Tuesday, March 26, 2013

Butterfly Dream: A Haiku about Moon and Pine by Michael McClintock

English Original

each there
for the other --
moon and pine

Still, No. 4, 2001

Michael McClintock

Chinese Translation (Traditional)

在那裏為了另一位 --

Chinese Translation (Simplified)

在那裏为了另一位 --

Bio Sketch

Michael McClintock's lifework in haiku, tanka, and related literature spans over four decades. His many contributions to the field include six years as president of the Tanka Society of America (2004-2010) and contributing editor, essayist, and poet for dozens of journals, anthologies, landmark collections and critical studies. McClintock now lives in Clovis, California, where he works as an independent scholar, consultant for public libraries, and poet. Meals at Midnight [tanka], Sketches from the San Joaquin [haiku] and Streetlights: Poetry of Urban Life in Modern English Tanka, are some of his recent titles.

1 comment:

  1. This well-crafted haiku has the “spirit of going and returning,” which was advocated by the Shomon/Basho school (For more info. see, To the Lighthouse: Three Formulations about the Use of Cutting)

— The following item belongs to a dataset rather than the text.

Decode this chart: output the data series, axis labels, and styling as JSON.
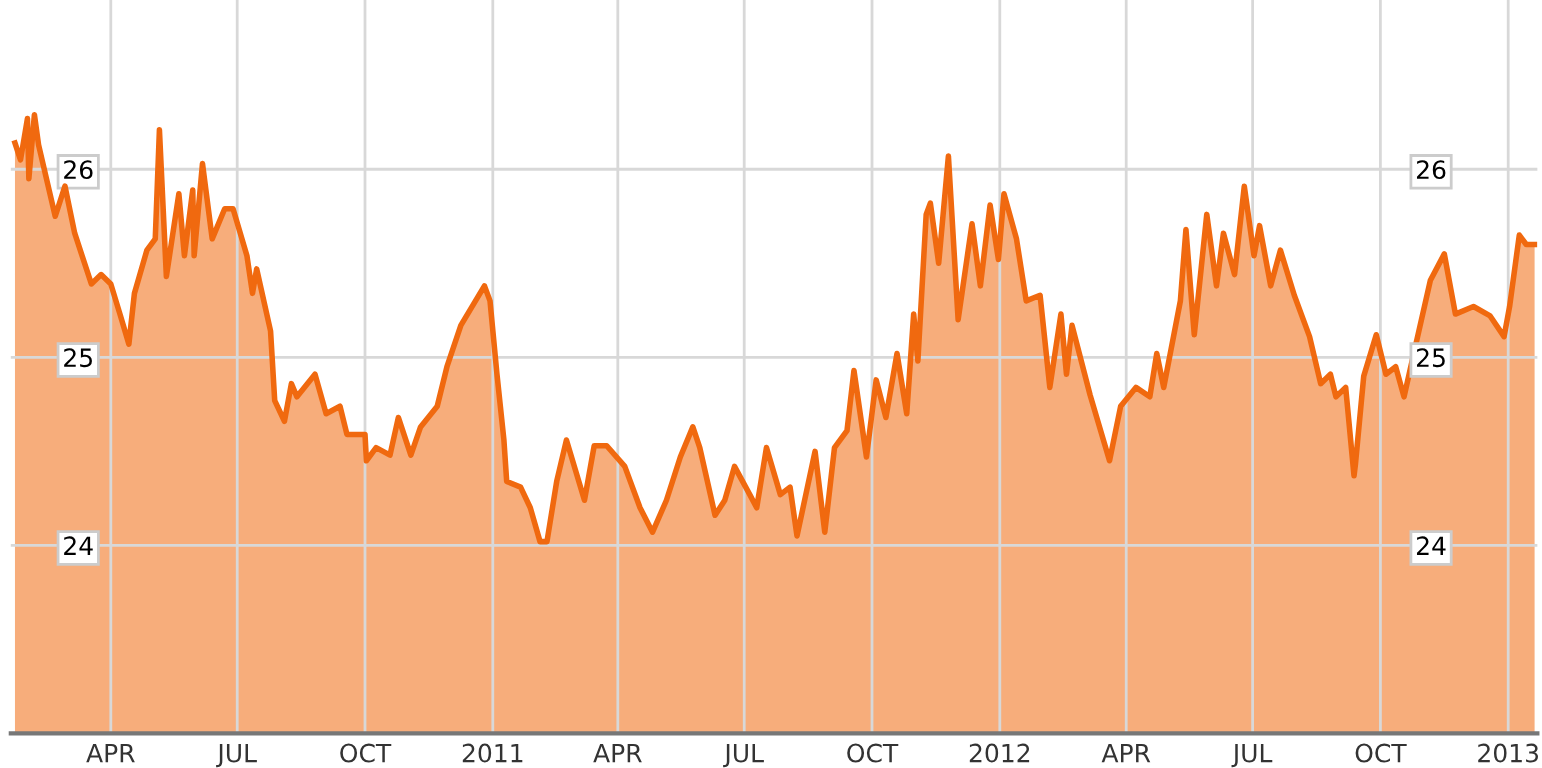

    "Moon" and "Pine" are often paired together in Chinese Tang Poetry. This symbolically rich haiku reminds me of the following tang poem:


    宿王昌齡隱居, 常建

    清溪深不測, 隱處唯孤雲;
    松際露微月, 清光猶為君。
    茅亭宿花影, 藥院滋苔紋。
    余亦謝時去, 西山鸞鶴群。


    At Wang Changlin's Retreat by Chang Jian

    Here, beside a clear deep lake,
    You live accompanied by clouds;
    Or soft through the pine the moon arrives
    To be your own pure-hearted friend.
    You rest under thatch in the shadow of your flowers,
    Your dewy herbs flourish in their bed of moss.
    Let me leave the world. Let me alight, like you,
    On your western mountain with phoenixes and cranes.